At the time of appointment, Mid-Comp trumpeted that they had beaten SAP to the deal. Four years later, they are being dumped for SAP.
Hughes knows that to achieve client-centricity means working towards a "single view of the customer which means having master data held in a single repository [and] the ability to present that entire customer view back to your sales force in whatever way they want to consume the data".
That requires a system that cuts across the entire business.
He said the implementation plan is to execute a "clean break" from the legacy software as much as can be achieved within the bounds of the old environment.
However, the complexity of the legacy architecture would play a part.
"We haven't got a modular services oriented architecture in place today in our legacy environment," Hughes said.
"What that means in practice is you can't just put in the new GL [general ledger, and] take out the old GL - it's a very complex program.
"We can't [just] rip out the old general ledger. We've got to basically work within that construct so there's a lot of mapping tables required."
Another source of complexity is that some of Elders' front-end systems - not scheduled for change until releases two and three - incorporate general ledger code that points to sets of numbers in the legacy system.
Delete or rationalise the back-end systems and "you effectively crash your [front-end] code", Hughes said.
In practice, that means legacy and new finance systems will run in parallel in the first release.
"Nothing goes away," he said.
Elders also plans to retain some bespoke agriculture systems.

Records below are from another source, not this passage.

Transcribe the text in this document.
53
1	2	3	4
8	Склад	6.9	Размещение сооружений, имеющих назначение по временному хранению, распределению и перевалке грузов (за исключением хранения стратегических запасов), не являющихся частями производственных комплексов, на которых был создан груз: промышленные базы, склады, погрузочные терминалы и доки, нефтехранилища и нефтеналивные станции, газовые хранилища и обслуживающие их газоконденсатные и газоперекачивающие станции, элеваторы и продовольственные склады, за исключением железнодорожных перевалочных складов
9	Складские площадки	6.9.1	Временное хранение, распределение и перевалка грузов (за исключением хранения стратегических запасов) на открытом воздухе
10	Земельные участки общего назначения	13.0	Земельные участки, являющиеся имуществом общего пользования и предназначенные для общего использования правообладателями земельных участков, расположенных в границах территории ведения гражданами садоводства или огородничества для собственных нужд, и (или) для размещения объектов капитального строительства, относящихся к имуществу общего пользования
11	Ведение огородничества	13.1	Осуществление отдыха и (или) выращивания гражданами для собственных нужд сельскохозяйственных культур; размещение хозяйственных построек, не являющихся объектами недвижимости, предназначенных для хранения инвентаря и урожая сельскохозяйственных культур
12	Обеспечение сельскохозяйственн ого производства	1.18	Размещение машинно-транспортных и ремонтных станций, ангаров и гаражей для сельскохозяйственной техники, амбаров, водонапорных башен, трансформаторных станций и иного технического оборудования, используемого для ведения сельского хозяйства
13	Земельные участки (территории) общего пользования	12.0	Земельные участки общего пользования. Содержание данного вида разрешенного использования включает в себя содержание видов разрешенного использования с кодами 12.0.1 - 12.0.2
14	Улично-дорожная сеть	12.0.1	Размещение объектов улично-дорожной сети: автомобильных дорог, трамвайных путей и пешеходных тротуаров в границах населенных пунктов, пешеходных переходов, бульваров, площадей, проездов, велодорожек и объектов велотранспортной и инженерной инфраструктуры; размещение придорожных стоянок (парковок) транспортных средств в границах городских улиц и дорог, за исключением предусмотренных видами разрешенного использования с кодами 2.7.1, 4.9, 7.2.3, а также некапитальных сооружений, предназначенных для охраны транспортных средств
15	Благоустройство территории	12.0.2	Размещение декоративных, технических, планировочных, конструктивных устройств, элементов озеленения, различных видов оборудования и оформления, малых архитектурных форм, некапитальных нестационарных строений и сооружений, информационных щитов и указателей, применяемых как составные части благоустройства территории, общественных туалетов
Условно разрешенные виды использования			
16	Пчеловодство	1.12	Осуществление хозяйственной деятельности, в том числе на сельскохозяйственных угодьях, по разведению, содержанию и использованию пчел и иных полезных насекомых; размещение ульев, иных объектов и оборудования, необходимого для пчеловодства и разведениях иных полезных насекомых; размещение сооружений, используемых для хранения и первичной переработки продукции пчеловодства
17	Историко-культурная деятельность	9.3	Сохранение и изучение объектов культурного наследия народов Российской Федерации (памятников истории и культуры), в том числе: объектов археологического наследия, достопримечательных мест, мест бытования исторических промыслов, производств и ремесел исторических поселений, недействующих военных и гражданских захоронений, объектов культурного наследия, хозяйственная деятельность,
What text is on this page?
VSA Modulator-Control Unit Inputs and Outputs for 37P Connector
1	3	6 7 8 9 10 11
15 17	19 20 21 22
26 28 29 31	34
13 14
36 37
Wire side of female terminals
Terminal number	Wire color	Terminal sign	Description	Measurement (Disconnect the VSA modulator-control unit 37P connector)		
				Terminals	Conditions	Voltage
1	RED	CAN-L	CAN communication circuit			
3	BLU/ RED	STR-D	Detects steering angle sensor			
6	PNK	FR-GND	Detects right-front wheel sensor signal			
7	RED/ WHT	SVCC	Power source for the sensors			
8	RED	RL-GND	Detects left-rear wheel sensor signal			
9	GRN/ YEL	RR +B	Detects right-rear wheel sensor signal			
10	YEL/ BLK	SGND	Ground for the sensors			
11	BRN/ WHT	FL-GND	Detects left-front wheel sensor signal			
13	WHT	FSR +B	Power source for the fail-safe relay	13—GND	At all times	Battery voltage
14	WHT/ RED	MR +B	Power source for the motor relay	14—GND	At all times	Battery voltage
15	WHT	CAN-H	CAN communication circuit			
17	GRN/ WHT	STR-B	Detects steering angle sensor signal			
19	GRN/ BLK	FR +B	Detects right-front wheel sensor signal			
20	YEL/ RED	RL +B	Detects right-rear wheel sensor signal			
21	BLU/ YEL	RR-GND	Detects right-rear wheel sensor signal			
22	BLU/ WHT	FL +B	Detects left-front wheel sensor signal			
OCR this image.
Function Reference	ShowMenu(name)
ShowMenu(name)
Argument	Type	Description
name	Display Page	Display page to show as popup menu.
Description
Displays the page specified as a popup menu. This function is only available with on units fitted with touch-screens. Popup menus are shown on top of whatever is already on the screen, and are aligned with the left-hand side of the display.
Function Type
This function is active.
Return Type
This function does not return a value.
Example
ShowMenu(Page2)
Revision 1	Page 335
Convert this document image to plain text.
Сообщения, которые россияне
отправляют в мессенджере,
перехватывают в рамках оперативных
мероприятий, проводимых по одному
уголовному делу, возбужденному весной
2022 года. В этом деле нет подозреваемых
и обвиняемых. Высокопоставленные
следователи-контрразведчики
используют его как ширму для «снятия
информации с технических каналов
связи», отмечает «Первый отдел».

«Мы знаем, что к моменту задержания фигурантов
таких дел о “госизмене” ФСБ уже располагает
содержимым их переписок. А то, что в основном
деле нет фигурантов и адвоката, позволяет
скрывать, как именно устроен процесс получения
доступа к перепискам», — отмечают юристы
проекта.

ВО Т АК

"But we'll change the way the software operates so it works in the context of a modern ERP, and ensure that we have the data integrity that we need around that core customer," Hughes said.
Ditching the green-screen
Rationalising 20-plus years of IT into a central, enterprise-wide system poses complex change management challenges.
"It's always difficult to roll out new things into any environment but when you overlay that with our rural and regional footprint, [merely] getting people together for training is really challenging," Hughes said.
The change implications of Connect are broader than IT; Connect is a business project that incorporates IT, rather than being a pure-play technology project.
In recognition of that, Elders has set up a steering committee of "key general managers across the rural services business" to get a better understanding of the change implications of Connect.
It also runs a "large user advisory group" made up of people it effectively sees as "change champions".
"Rather than define something in a head office environment and then land it at the branch level, what we've got is quite an exhaustive user advisory group who are instrumental in helping us define the look-and-feel and operability of the systems," Hughes said.
"That is really important for what we're trying to do here."
Hughes said a recent change readiness survey showed there was an appetite for change among rural and regional staff.
The survey garnered a response rate of approximately 70 percent in the first 48 hours
"It was astounding," he said.
"People want something new because they know that what they have today limits their ability, makes their job difficult and complex.
"Our change readiness surveys that we've run overwhelmingly give us that indication."
Hughes said that while staff might be used to "intuitive", browser-based computing at home, Elders' branch networks run a "green-screen-based environment".
"[Staff] have a degree of technology [at home] that's not really commensurate with what we ask them to use when they come to the office," Hughes said.
"The challenge that we have is I think there's such a willingness to embrace what needs to be done.
"There's a concern around how we're going to do it, and those concerns are always right - but there's such a willingness to embrace it that our biggest challenge is the expectation gap.
"The challenge though is making sure the expectations aren't so high that we can't deliver them."